The increased rate of fixation of nucleotide substitutions in mitochondrial DNA in bony fish (Osteichthyes) species that originated in the Arctic or dispersed through it

V. S. ARTAMONOVA1, A. Yu. ROLSKII2, M. V. VINARSKI3, A. A. MAKHROV1,3
1Severtsov Institute of Ecology and Evolution of the Russian Academy of Sciences, Moscow, Russia
2Russian Federal Research Institute of Fisheries and Oceanography, Murmansk, Russia
3Saint Petersburg State University, Laboratory of Macroecology and Biogeography of Invertebrates, Saint Petersburg, Russia
Keywords: Polar ecosystems, natural selection, saltations, median networks, Arctic ocean

Abstract

The problem of differences in the rates of evolution among different species of animals and plants has been discussed very intensively in recent years, and, in connection with this, the question of whether the so-called molecular clock hypothesis is valid is acutely raised. We conducted a search for scientific papers providing median networks that include mitochondrial gene haplotypes for closely related boreal and Arctic (or dispersed through the Arctic) fish species. In all seven cases analyzed by us, in Arctic taxa or taxa that passed through the Arctic during their phylogeny, the rate of nucleotide substitutions was higher, and this difference, as it turned out, is statistically significant.

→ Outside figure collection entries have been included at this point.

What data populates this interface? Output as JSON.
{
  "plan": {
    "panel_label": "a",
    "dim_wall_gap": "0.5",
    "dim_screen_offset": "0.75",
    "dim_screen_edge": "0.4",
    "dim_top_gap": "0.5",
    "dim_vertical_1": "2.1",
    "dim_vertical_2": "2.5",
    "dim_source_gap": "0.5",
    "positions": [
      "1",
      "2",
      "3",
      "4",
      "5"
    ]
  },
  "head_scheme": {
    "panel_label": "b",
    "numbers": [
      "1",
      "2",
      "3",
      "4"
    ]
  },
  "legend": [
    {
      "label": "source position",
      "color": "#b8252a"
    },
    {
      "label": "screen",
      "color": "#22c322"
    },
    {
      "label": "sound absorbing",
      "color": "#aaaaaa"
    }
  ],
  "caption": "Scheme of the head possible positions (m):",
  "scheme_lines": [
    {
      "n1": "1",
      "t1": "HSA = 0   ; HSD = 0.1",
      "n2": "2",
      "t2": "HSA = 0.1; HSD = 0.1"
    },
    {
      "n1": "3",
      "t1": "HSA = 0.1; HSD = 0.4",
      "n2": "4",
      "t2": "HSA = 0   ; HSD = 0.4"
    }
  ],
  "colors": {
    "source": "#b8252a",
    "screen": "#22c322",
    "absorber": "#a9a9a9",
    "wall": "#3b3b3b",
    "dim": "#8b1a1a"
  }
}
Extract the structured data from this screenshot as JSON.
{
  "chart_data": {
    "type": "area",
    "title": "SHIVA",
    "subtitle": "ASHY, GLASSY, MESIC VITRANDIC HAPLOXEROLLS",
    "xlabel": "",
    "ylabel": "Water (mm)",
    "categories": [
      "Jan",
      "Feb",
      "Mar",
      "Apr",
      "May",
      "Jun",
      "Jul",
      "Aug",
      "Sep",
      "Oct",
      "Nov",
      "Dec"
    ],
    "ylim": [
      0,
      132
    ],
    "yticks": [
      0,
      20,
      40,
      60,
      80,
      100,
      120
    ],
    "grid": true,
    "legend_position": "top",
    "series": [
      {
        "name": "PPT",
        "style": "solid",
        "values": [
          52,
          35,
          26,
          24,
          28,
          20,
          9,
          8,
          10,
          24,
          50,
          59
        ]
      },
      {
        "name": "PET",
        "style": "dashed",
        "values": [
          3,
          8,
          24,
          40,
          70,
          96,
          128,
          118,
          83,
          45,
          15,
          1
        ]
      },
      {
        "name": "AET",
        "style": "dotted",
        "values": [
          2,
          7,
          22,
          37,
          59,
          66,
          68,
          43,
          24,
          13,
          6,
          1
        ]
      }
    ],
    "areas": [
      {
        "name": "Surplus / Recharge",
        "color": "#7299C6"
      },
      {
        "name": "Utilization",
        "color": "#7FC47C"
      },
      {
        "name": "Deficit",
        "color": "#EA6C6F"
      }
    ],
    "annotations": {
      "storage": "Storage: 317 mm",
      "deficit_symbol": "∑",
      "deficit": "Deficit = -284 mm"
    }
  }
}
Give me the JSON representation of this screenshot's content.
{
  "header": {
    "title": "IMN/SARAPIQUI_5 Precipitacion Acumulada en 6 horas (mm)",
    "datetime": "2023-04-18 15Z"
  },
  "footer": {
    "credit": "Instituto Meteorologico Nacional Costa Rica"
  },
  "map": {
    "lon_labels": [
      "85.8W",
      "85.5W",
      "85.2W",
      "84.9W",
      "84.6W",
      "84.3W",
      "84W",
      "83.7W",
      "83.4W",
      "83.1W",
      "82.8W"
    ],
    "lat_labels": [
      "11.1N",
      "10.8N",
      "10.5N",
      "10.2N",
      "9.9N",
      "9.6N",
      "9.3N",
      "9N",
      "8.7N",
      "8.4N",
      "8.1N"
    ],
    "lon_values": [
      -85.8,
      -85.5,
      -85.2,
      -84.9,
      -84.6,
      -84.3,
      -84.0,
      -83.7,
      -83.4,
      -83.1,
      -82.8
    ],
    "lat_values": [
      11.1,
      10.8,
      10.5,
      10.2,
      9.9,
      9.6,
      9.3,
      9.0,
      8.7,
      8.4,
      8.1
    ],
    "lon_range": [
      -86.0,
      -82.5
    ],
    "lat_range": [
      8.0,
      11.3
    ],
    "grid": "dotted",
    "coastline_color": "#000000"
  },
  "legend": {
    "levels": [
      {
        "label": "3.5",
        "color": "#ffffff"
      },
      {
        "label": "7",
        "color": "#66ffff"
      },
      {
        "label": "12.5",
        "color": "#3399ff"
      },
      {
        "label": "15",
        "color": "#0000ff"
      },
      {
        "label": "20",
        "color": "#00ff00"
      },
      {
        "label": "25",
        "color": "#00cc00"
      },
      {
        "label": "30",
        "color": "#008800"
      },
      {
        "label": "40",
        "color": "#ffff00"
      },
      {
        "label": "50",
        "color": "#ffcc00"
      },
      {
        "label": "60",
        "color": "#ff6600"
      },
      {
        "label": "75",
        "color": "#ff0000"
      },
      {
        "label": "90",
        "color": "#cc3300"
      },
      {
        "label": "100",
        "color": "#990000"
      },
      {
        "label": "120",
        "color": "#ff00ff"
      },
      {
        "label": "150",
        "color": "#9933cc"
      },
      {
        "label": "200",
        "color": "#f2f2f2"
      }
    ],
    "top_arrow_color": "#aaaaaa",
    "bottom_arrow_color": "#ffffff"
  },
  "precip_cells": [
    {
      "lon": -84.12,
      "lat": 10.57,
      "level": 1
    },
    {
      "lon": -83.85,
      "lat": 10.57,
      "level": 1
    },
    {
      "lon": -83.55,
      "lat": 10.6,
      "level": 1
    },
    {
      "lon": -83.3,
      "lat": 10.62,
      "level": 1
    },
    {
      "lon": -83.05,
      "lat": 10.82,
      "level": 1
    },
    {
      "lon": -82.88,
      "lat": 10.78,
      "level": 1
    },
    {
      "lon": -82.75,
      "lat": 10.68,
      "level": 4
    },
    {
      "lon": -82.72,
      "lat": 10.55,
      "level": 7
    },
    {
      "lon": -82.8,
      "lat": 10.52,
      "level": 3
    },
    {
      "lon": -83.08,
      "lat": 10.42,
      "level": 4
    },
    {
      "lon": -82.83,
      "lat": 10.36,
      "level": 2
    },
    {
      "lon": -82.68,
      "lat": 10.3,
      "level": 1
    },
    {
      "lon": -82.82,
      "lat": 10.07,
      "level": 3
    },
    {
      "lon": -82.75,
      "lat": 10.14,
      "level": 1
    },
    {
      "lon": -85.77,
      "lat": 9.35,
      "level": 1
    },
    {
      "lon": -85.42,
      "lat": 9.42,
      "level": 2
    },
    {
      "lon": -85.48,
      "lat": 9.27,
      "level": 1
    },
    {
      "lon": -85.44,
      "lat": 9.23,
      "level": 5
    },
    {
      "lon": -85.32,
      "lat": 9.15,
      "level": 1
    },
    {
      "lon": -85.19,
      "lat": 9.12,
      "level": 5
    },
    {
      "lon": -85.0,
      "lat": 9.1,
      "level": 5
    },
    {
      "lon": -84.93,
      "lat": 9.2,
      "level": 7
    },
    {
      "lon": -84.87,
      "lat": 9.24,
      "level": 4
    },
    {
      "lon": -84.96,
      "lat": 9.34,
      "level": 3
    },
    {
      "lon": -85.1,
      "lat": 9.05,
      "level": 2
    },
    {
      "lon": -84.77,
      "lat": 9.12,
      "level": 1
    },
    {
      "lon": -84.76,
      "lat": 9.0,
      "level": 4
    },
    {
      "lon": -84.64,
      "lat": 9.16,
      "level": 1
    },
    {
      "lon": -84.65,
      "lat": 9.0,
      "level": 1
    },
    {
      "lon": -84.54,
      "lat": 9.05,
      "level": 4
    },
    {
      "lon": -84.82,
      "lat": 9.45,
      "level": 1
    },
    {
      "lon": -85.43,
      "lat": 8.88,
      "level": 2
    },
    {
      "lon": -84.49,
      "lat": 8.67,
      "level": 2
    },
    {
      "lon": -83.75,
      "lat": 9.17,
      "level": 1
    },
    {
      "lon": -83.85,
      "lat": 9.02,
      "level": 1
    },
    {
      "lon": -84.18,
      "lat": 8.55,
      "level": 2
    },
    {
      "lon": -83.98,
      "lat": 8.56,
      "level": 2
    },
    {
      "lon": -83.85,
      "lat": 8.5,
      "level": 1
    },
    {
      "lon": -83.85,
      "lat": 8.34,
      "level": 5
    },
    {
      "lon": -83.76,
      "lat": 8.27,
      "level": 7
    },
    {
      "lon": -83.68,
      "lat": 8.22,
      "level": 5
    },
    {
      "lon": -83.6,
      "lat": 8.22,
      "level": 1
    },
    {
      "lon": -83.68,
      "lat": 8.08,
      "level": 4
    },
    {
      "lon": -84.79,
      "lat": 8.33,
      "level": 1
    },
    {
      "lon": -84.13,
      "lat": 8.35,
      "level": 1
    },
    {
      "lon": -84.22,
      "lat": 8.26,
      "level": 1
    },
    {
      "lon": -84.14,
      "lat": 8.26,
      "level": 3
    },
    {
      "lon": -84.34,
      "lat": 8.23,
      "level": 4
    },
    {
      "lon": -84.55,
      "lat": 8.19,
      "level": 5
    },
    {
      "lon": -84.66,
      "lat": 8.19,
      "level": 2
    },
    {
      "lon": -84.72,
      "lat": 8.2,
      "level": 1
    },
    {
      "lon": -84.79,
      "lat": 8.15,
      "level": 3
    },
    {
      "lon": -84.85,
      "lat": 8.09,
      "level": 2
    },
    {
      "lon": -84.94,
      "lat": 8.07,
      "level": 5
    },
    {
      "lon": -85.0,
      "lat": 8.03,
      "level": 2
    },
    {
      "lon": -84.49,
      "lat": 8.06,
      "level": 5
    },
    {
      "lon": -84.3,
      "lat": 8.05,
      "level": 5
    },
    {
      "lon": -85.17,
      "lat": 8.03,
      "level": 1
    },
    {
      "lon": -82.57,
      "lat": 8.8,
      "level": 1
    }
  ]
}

Thus, the formation of new fish taxa in polar latitudes is accompanied by rapid evolution of mitochondrial DNA, which, apparently, is the manifestation of their adaptation to a new habitat. In addition, speciation in fish in the Arctic is usually accompanied by multiple chromosome fusions. Thus, both our and the literature data give new strong reasons to doubt the validity of the molecular clock hypothesis.